Will the discovery of this novel mechanism help untangle the good of corticosteroid therapy from the bad? "It remains to be determined," write the authors, "whether modulators that preferentially activate this pathway could provide even greater benefits in cardiovascular disease."

--Anne Mahon

 

Anti-aging Mechanism Shown in Yeast, May Be Similar in People

Researchers have discovered a way to genetically mimic the life-extending effects of calorie restriction--without severe food deprivation.

The study was done in yeast, but the same longevity regulatory pathway--a molecular clock that determines how fast the body ages--is highly conserved in evolution. Therefore, the findings, published in the May 24 Journal of Biological Chemistry, might lead to drugs that give people longer, healthier lives.

A key step in the pathway is the Sir2 protein, said senior author David Sinclair, HMS assistant professor of pathology. In S. cerevisiae, Sir2 delays aging by protecting the cell against genome instability. Sinclair's group, including research fellow and first author Rozalyn Anderson, inserted extra copies of the NPT1 gene into S. cerevisiae. This gene makes a protein required to synthesize or recycle the metabolic regulator nicotinamide adenine dinucleotide (NAD+), which controls the activity level of Sir2.

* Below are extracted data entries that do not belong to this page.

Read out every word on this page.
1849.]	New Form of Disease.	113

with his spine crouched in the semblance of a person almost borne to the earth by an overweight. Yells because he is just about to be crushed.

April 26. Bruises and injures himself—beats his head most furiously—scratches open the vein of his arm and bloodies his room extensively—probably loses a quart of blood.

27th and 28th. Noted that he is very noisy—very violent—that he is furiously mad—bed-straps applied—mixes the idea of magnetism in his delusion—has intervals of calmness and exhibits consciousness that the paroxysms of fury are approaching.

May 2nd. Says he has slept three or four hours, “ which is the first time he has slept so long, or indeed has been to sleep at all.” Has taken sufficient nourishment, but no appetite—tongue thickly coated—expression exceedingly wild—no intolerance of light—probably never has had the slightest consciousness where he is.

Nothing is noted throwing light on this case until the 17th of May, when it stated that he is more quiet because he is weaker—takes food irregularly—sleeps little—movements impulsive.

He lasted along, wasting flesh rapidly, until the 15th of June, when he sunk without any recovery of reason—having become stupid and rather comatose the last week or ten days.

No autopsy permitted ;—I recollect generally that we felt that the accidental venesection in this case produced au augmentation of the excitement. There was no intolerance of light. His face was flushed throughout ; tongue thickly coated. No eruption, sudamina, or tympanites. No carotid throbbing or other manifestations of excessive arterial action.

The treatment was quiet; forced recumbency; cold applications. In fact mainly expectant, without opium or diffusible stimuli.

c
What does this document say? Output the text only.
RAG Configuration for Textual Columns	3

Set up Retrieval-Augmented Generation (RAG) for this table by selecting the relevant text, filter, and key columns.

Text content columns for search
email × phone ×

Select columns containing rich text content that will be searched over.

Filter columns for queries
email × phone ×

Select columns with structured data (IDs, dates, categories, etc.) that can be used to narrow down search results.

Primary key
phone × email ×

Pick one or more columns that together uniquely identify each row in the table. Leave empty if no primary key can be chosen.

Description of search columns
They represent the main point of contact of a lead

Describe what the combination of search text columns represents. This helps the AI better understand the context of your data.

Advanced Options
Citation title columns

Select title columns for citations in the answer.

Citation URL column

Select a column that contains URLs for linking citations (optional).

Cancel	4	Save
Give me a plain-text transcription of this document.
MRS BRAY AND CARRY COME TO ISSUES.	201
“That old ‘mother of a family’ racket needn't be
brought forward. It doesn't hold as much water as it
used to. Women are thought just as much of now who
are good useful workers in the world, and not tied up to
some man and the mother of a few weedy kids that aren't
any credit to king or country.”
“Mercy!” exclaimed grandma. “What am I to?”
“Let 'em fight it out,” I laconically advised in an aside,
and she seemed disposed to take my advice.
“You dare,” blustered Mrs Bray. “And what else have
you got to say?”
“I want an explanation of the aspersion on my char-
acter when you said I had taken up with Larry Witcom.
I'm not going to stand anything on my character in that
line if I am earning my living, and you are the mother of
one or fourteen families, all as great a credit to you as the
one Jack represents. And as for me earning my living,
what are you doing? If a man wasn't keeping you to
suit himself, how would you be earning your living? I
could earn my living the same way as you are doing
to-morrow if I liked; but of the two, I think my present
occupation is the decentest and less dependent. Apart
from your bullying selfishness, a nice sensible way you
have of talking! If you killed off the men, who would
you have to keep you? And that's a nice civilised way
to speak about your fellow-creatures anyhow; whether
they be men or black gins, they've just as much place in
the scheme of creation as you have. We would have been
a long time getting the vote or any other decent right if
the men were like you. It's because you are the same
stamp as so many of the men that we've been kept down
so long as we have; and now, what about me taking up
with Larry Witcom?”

One explanation of the link between caloric restriction and Sir2 is that when metabolic activity is slowed through reduced caloric intake, NAD+ levels increase, stimulating Sir2 activity. The new findings refine this theory: while overall levels of NAD+ remained steady, its rate of recycling--and thus, its availability to Sir2--were speeded up with help from extra copies of NPT1. One additional copy increased the average replicative lifespan (the number of daughter cells produced by a mother cell) by 40 percent; four extra copies, by 60 percent.

"Caloric restriction has been shown to extend lifespan in almost every organism it has been tried on," Sinclair said, and is now being tested in monkeys, with preliminary positive results. Calorie-restricted animals also remain remarkably free of the common ailments of old age.